Now I think it’s not about being beautiful as much as it is about fitting in. It’s human to feel pressure to be like each other. To belong somewhere. To feel accepted. Morphing yourself into a stylized image of beauty, be it selfies, plastic surgery, fashion... it isn’t self love and it isn’t vanity, it’s a result of the human condition - our pack mentality. Unfortunately we've created a world where keeping up with the beauty standard is near impossible. I thank capitalism for that.
Will skinny dipping solve our world’s woes? We can dream.

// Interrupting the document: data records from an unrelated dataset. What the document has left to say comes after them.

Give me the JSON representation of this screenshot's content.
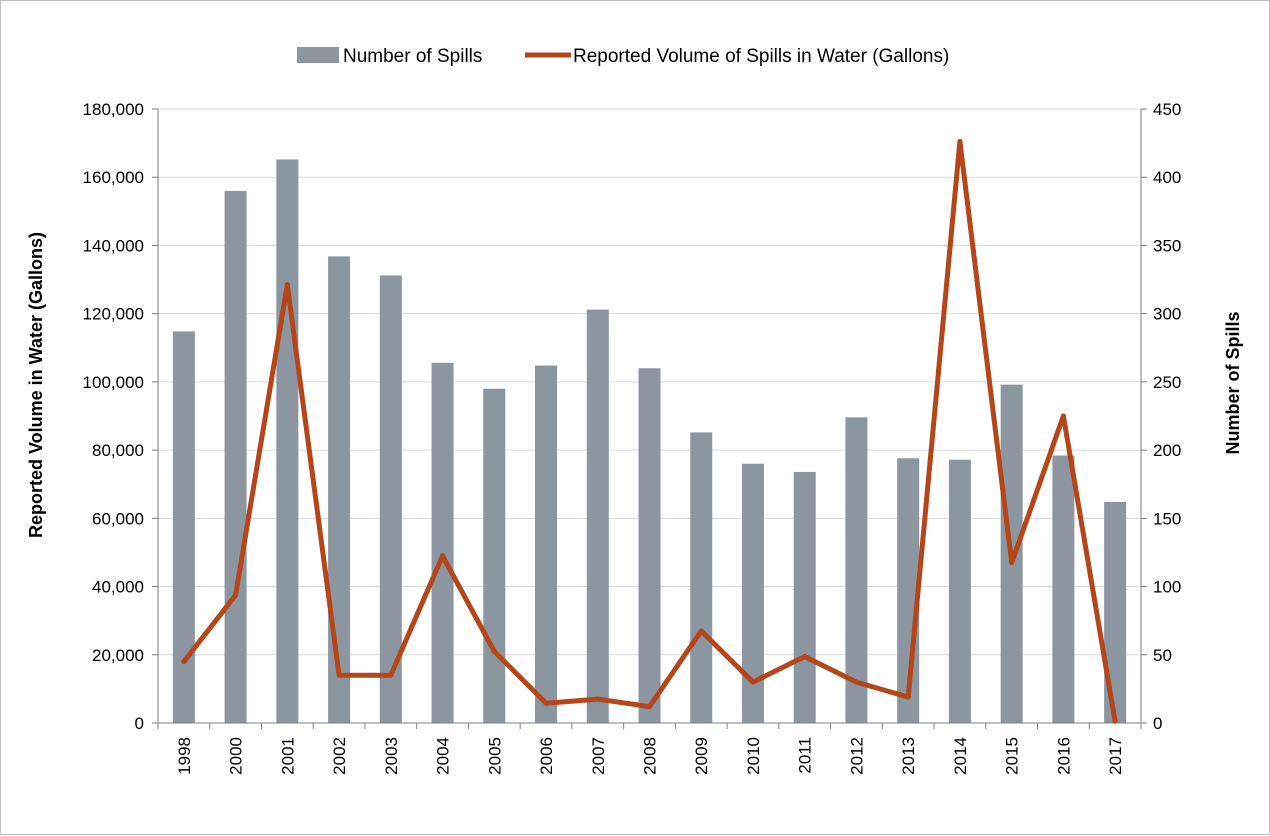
{
  "chart_data": {
    "type": "bar+line",
    "categories": [
      "1998",
      "2000",
      "2001",
      "2002",
      "2003",
      "2004",
      "2005",
      "2006",
      "2007",
      "2008",
      "2009",
      "2010",
      "2011",
      "2012",
      "2013",
      "2014",
      "2015",
      "2016",
      "2017"
    ],
    "series": [
      {
        "name": "Number of Spills",
        "type": "bar",
        "axis": "right",
        "color": "#8c96a0",
        "values": [
          287,
          390,
          413,
          342,
          328,
          264,
          245,
          262,
          303,
          260,
          213,
          190,
          184,
          224,
          194,
          193,
          248,
          196,
          162
        ]
      },
      {
        "name": "Reported Volume of Spills in Water (Gallons)",
        "type": "line",
        "axis": "left",
        "color": "#b5461a",
        "values": [
          18000,
          37500,
          128500,
          14000,
          14000,
          49000,
          21000,
          5800,
          7000,
          4800,
          27000,
          12000,
          19500,
          12000,
          7600,
          170500,
          47000,
          90000,
          500
        ]
      }
    ],
    "y_left": {
      "label": "Reported Volume in Water (Gallons)",
      "ylim": [
        0,
        180000
      ],
      "ticks": [
        "0",
        "20,000",
        "40,000",
        "60,000",
        "80,000",
        "100,000",
        "120,000",
        "140,000",
        "160,000",
        "180,000"
      ]
    },
    "y_right": {
      "label": "Number of Spills",
      "ylim": [
        0,
        450
      ],
      "ticks": [
        "0",
        "50",
        "100",
        "150",
        "200",
        "250",
        "300",
        "350",
        "400",
        "450"
      ]
    },
    "grid": true,
    "legend_position": "top-center"
  }
}
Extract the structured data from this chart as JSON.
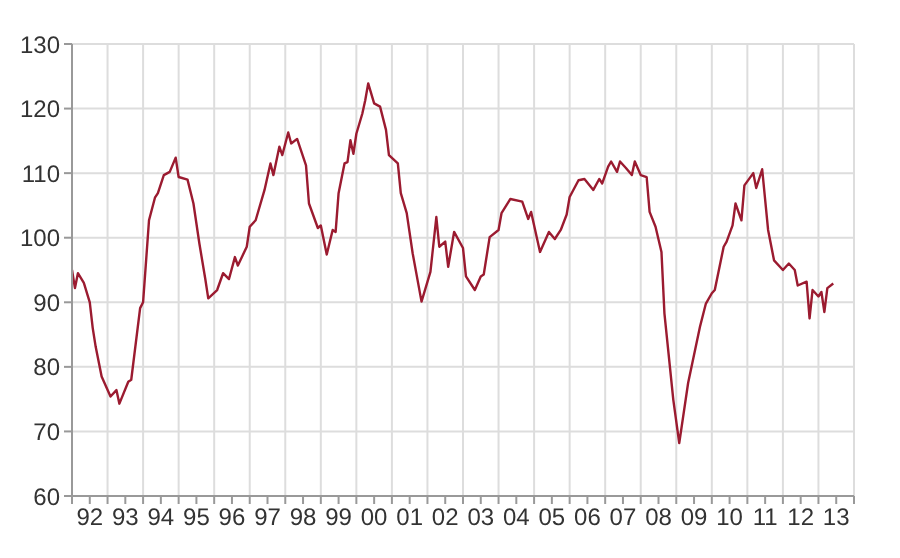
{
  "chart_data": {
    "type": "line",
    "color": "#9b1b30",
    "grid": true,
    "marker": "none",
    "line_style": "solid",
    "xlim": [
      "1992",
      "2014"
    ],
    "ylim": [
      60,
      130
    ],
    "yticks": [
      60,
      70,
      80,
      90,
      100,
      110,
      120,
      130
    ],
    "xticks": [
      {
        "value": "1992",
        "label": null
      },
      {
        "value": "1992-07",
        "label": "92"
      },
      {
        "value": "1993",
        "label": null
      },
      {
        "value": "1993-07",
        "label": "93"
      },
      {
        "value": "1994",
        "label": null
      },
      {
        "value": "1994-07",
        "label": "94"
      },
      {
        "value": "1995",
        "label": null
      },
      {
        "value": "1995-07",
        "label": "95"
      },
      {
        "value": "1996",
        "label": null
      },
      {
        "value": "1996-07",
        "label": "96"
      },
      {
        "value": "1997",
        "label": null
      },
      {
        "value": "1997-07",
        "label": "97"
      },
      {
        "value": "1998",
        "label": null
      },
      {
        "value": "1998-07",
        "label": "98"
      },
      {
        "value": "1999",
        "label": null
      },
      {
        "value": "1999-07",
        "label": "99"
      },
      {
        "value": "2000",
        "label": null
      },
      {
        "value": "2000-07",
        "label": "00"
      },
      {
        "value": "2001",
        "label": null
      },
      {
        "value": "2001-07",
        "label": "01"
      },
      {
        "value": "2002",
        "label": null
      },
      {
        "value": "2002-07",
        "label": "02"
      },
      {
        "value": "2003",
        "label": null
      },
      {
        "value": "2003-07",
        "label": "03"
      },
      {
        "value": "2004",
        "label": null
      },
      {
        "value": "2004-07",
        "label": "04"
      },
      {
        "value": "2005",
        "label": null
      },
      {
        "value": "2005-07",
        "label": "05"
      },
      {
        "value": "2006",
        "label": null
      },
      {
        "value": "2006-07",
        "label": "06"
      },
      {
        "value": "2007",
        "label": null
      },
      {
        "value": "2007-07",
        "label": "07"
      },
      {
        "value": "2008",
        "label": null
      },
      {
        "value": "2008-07",
        "label": "08"
      },
      {
        "value": "2009",
        "label": null
      },
      {
        "value": "2009-07",
        "label": "09"
      },
      {
        "value": "2010",
        "label": null
      },
      {
        "value": "2010-07",
        "label": "10"
      },
      {
        "value": "2011",
        "label": null
      },
      {
        "value": "2011-07",
        "label": "11"
      },
      {
        "value": "2012",
        "label": null
      },
      {
        "value": "2012-07",
        "label": "12"
      },
      {
        "value": "2013",
        "label": null
      },
      {
        "value": "2013-07",
        "label": "13"
      },
      {
        "value": "2014",
        "label": null
      }
    ],
    "x": [
      "1992-01",
      "1992-02",
      "1992-03",
      "1992-05",
      "1992-07",
      "1992-08",
      "1992-09",
      "1992-11",
      "1993-02",
      "1993-04",
      "1993-05",
      "1993-08",
      "1993-09",
      "1993-12",
      "1994-01",
      "1994-03",
      "1994-05",
      "1994-06",
      "1994-08",
      "1994-10",
      "1994-12",
      "1995-01",
      "1995-04",
      "1995-06",
      "1995-08",
      "1995-10",
      "1995-11",
      "1996-02",
      "1996-04",
      "1996-06",
      "1996-08",
      "1996-09",
      "1996-12",
      "1997-01",
      "1997-03",
      "1997-06",
      "1997-08",
      "1997-09",
      "1997-11",
      "1997-12",
      "1998-02",
      "1998-03",
      "1998-05",
      "1998-08",
      "1998-09",
      "1998-12",
      "1999-01",
      "1999-03",
      "1999-05",
      "1999-06",
      "1999-07",
      "1999-09",
      "1999-10",
      "1999-11",
      "1999-12",
      "2000-01",
      "2000-03",
      "2000-04",
      "2000-05",
      "2000-07",
      "2000-09",
      "2000-11",
      "2000-12",
      "2001-03",
      "2001-04",
      "2001-06",
      "2001-08",
      "2001-11",
      "2002-02",
      "2002-04",
      "2002-05",
      "2002-07",
      "2002-08",
      "2002-10",
      "2003-01",
      "2003-02",
      "2003-05",
      "2003-07",
      "2003-08",
      "2003-10",
      "2004-01",
      "2004-02",
      "2004-05",
      "2004-09",
      "2004-11",
      "2004-12",
      "2005-03",
      "2005-06",
      "2005-08",
      "2005-10",
      "2005-12",
      "2006-01",
      "2006-04",
      "2006-06",
      "2006-09",
      "2006-11",
      "2006-12",
      "2007-02",
      "2007-03",
      "2007-05",
      "2007-06",
      "2007-08",
      "2007-10",
      "2007-11",
      "2008-01",
      "2008-03",
      "2008-04",
      "2008-06",
      "2008-08",
      "2008-09",
      "2008-12",
      "2009-02",
      "2009-05",
      "2009-09",
      "2009-11",
      "2010-01",
      "2010-02",
      "2010-05",
      "2010-06",
      "2010-08",
      "2010-09",
      "2010-11",
      "2010-12",
      "2011-03",
      "2011-04",
      "2011-06",
      "2011-08",
      "2011-10",
      "2012-01",
      "2012-03",
      "2012-05",
      "2012-06",
      "2012-09",
      "2012-10",
      "2012-11",
      "2013-01",
      "2013-02",
      "2013-03",
      "2013-04",
      "2013-06"
    ],
    "values": [
      95,
      92.2,
      94.5,
      93,
      90,
      86,
      83.1,
      78.5,
      75.4,
      76.4,
      74.3,
      77.7,
      78,
      89.1,
      90,
      102.7,
      106.2,
      106.9,
      109.7,
      110.2,
      112.4,
      109.4,
      109,
      105.3,
      99.1,
      93.6,
      90.6,
      91.9,
      94.5,
      93.6,
      97,
      95.7,
      98.6,
      101.7,
      102.7,
      107.4,
      111.5,
      109.7,
      114.1,
      112.8,
      116.3,
      114.6,
      115.3,
      111.2,
      105.3,
      101.5,
      101.9,
      97.4,
      101.2,
      100.9,
      106.9,
      111.5,
      111.7,
      115.1,
      113,
      116.1,
      119.2,
      121.3,
      123.9,
      120.8,
      120.3,
      116.7,
      112.8,
      111.5,
      106.9,
      103.8,
      97.6,
      90.1,
      94.7,
      103.2,
      98.6,
      99.4,
      95.5,
      100.9,
      98.4,
      94,
      91.9,
      94,
      94.3,
      100.1,
      101.2,
      103.8,
      106,
      105.6,
      102.9,
      104,
      97.8,
      100.9,
      99.8,
      101.2,
      103.6,
      106.3,
      108.9,
      109.1,
      107.4,
      109.1,
      108.4,
      111,
      111.8,
      110.2,
      111.8,
      110.8,
      109.7,
      111.8,
      109.7,
      109.4,
      104,
      101.7,
      97.8,
      88.3,
      74.9,
      68.2,
      77.5,
      86.2,
      89.8,
      91.4,
      91.9,
      98.6,
      99.4,
      101.9,
      105.3,
      102.7,
      108.1,
      110,
      107.7,
      110.6,
      101.2,
      96.5,
      95,
      96,
      95,
      92.6,
      93.2,
      87.5,
      91.9,
      90.9,
      91.6,
      88.5,
      92.2,
      92.9
    ]
  }
}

So to selfie or not? It’s your choice! Choice is important and a basic human right. But the way I see it is, we need to consider how our choices impact others. We need to realise that unless we reject the beauty standard we are going to fall victim to it over and over again. The world needs diversity. It needs people who are comfortable being who they are, who celebrate their differences and others’ too. Our differences are what make this world exciting.
I think perhaps I should take a selfie again. This time not to look like something I’d seen on Instagram. Sure, I can post me looking my best, I shouldn’t feel ashamed or embarrassed for doing that. I can celebrate all forms of me so long as what I choose to celebrate is a representation of me - vulnerable, real, different and uniquely me - not the stylised version of myself I think people want to see.
I know that’s what I like to see on my social media: people who are bold enough to unashamedly be themselves. I certainly want to be one of them - do you?